Laughter spilled out of the internet cafe as Ecuadorians went about their Monday business. A foreign laugh in a foreign place as a girl in a dress doubled over the greasy computer keyboard while speaking a foreign language.
Latino students picked up the one or two words of the American girl that sat with headphones smashed against her ears to pick up any sound that came across the 3,601 miles between her and her home. Blonde hair cascaded down the back of the chair and she was lost in the story for the precious hour she had to listen to it.
“We were up in the Palisades with the little scouts and I was telling them about the time I was up in Yellowstone, and we used to go in and do these surveys for the Fish and Wildlife…”
The girl’s mind meandered back to the many grizzly encounters, well-played jokes and pack trips that phrase entailed. The hours of stories that came from Yellowstone and the man’s experiences there turned into days. She didn’t mind. She loved it. She listened to the story as it unraveled.
“I was telling these boys this bear story, and we got ready to go to bed. When we got there, all the boys were setting up their tents and stuff around the campfire, and all of a sudden, Tommy, goes off 50 yards or 75 yards up into the trees and hangs this hammock up there. He hangs it in the tree, and it’s some deluxe thing that, you know, zips up and it’s a tent and a hammock all in one.”
The image of the neighbor boy, 15 years old, 6’7″ and mellow as a lamb came to the girl’s memory.
“Well, he’s sitting there listening to this story before we go to bed, and everything. We get all done with the story, and I said, ‘Yeah those bears, you know we’re pretty safe up here, occasionally you’ll get a grizzly around here but most of the time it’s just black bears.'”
A bark of laughter echoed between her face and the computer as she imagined seven or eight young men in the mountains without any idea of what was out there with them.
“And they asked me, ‘Well, where are you sleeping?’ because I didn’t have a tent or anything. And I go, ‘Ah I don’t know, I just usually sleep by the fire here. You roll out your bedroll and pad and stuff and sleep here by the fire, and then, you throw a log on if you want, you know.'”
She imagined their widened eyes drinking in every word of the cowboy that brought them up the mountain that day.
“So anyway, everyone was getting ready to go and Tommy, he stands up to go to his little thing out there in the woods. He gets his little light, and I go, ‘Well, goodnight Tommy, you gonna go sleep in that bear burrito?’ He just turns around and looks at me. I go, ‘Well, it looks just like a burrito; a bear would probably just come along and eat that whole thing.'”
She chuckled knowing her father’s sense of humor and the lack of sensibility of the neighbor boy that was sweet and calm.

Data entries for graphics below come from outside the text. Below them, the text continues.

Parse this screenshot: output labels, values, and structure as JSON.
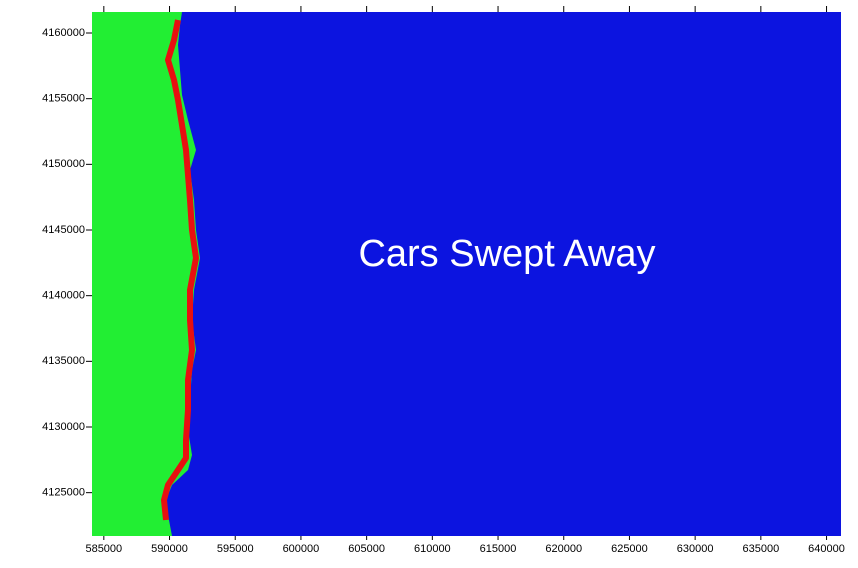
{
  "chart_data": {
    "type": "map",
    "annotation": "Cars Swept Away",
    "xlim": [
      584100,
      641100
    ],
    "ylim": [
      4121700,
      4161600
    ],
    "xticks": [
      585000,
      590000,
      595000,
      600000,
      605000,
      610000,
      615000,
      620000,
      625000,
      630000,
      635000,
      640000
    ],
    "yticks": [
      4125000,
      4130000,
      4135000,
      4140000,
      4145000,
      4150000,
      4155000,
      4160000
    ]
  }
}
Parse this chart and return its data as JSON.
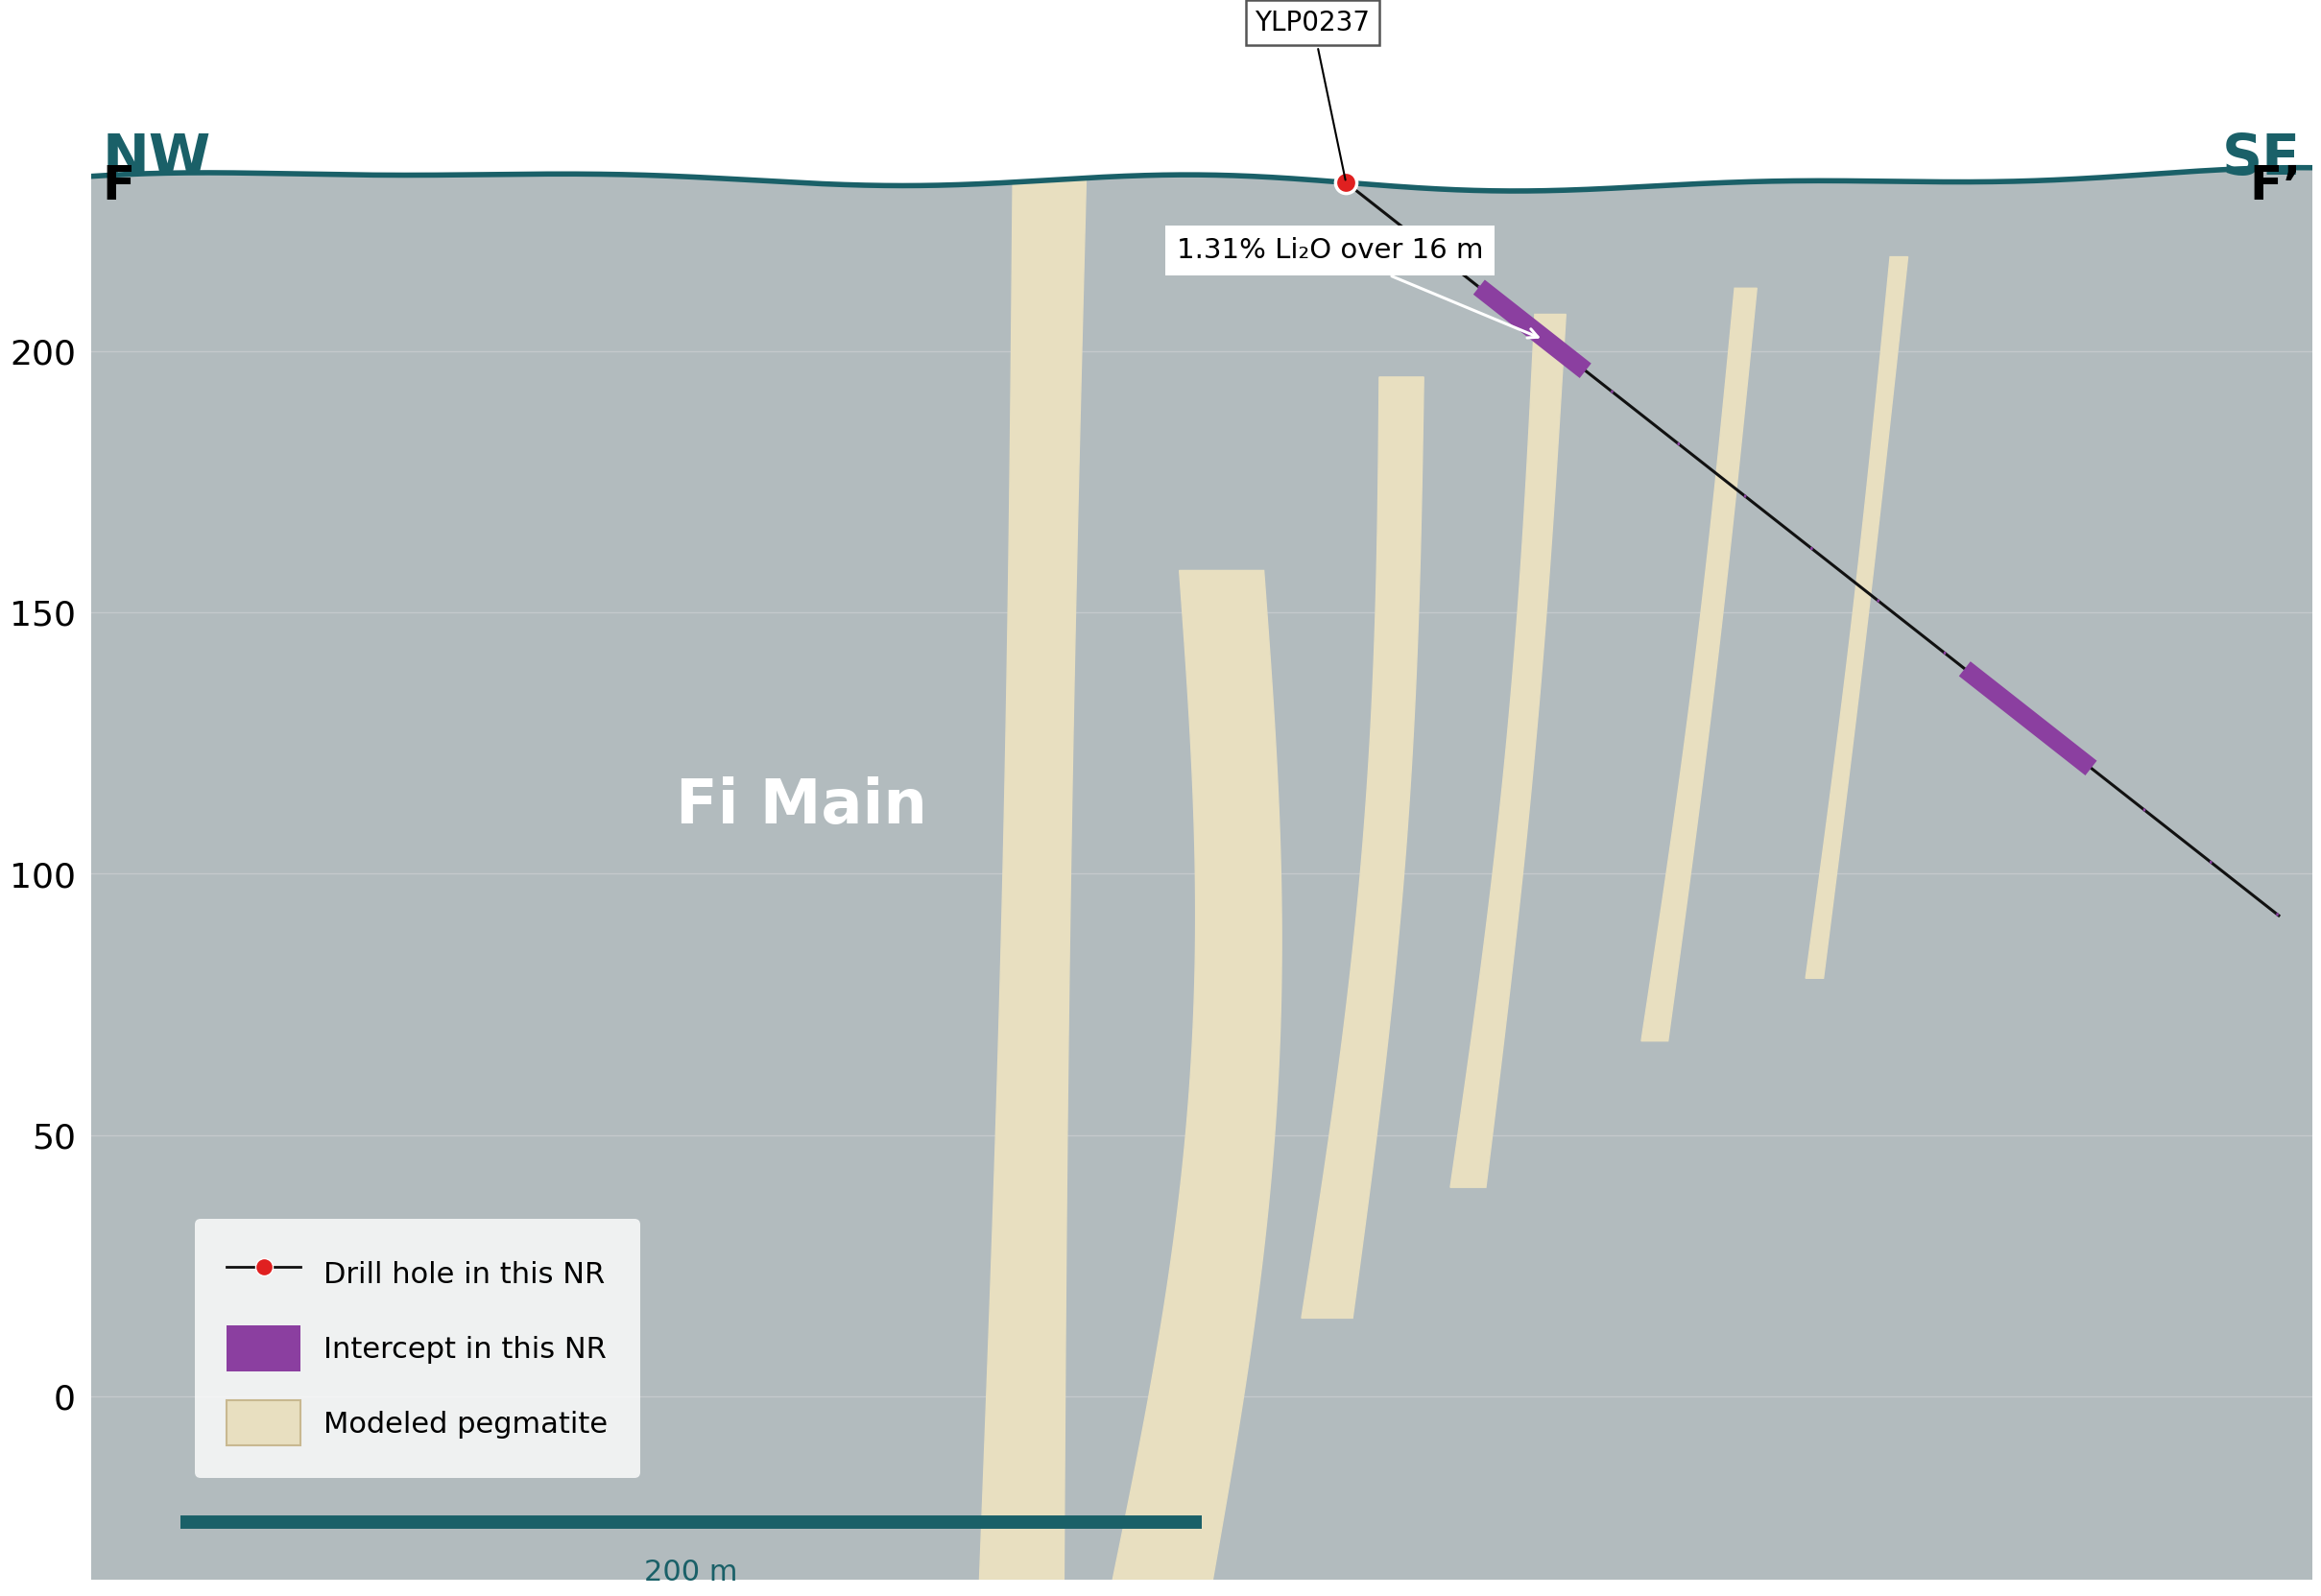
{
  "bg_color": "#b2bbbe",
  "surface_color": "#1a6068",
  "pegmatite_color": "#e8dfc0",
  "pegmatite_outline": "#c8b890",
  "drill_line_color": "#111111",
  "collar_color": "#e02020",
  "intercept_color": "#8b3fa0",
  "tick_color": "#8b3fa0",
  "hole_label": "YLP0237",
  "annotation_text": "1.31% Li₂O over 16 m",
  "nw_label": "NW",
  "se_label": "SE",
  "f_label": "F",
  "fprime_label": "F’",
  "fi_main_label": "Fi Main",
  "legend_labels": [
    "Drill hole in this NR",
    "Intercept in this NR",
    "Modeled pegmatite"
  ],
  "scale_bar_label": "200 m",
  "teal_color": "#1a6068",
  "xlim": [
    0,
    1
  ],
  "ylim": [
    -35,
    242
  ],
  "yticks": [
    0,
    50,
    100,
    150,
    200
  ],
  "grid_color": "#c4c9cc",
  "axis_fontsize": 26,
  "nwse_fontsize": 42,
  "ff_fontsize": 36,
  "fi_fontsize": 46,
  "legend_fontsize": 22,
  "scalebar_fontsize": 22,
  "annotation_fontsize": 21,
  "hole_label_fontsize": 20
}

“Tommy just went wandering up the trail. I never thought anything of it. But, I laid down, got in my sleeping bag and everything, and I was just laying there looking at the stars and the fire. All of a sudden, I heard this tripping and banging, and then he was standing right next to me. He goes, ‘Would you mind if I slept here by you? You scared me.’ I’m like, ‘You can sleep here.’ He dragged his pad and his sleeping bag and everything and he slept right there next to me.”
The internet picks up his laugh as if he had been there in person with his green eyes glinting with a tease as he told the young men about his run-ins with bears. His cracked, weathered hands told the story as he spoke. She smiled at the broken camera atop the old computer as if he could see her.
It would be another week before she heard a story of something that felt familiar in a foreign place. A week of laughing at the thought of the bear burrito high in the mountains of Idaho.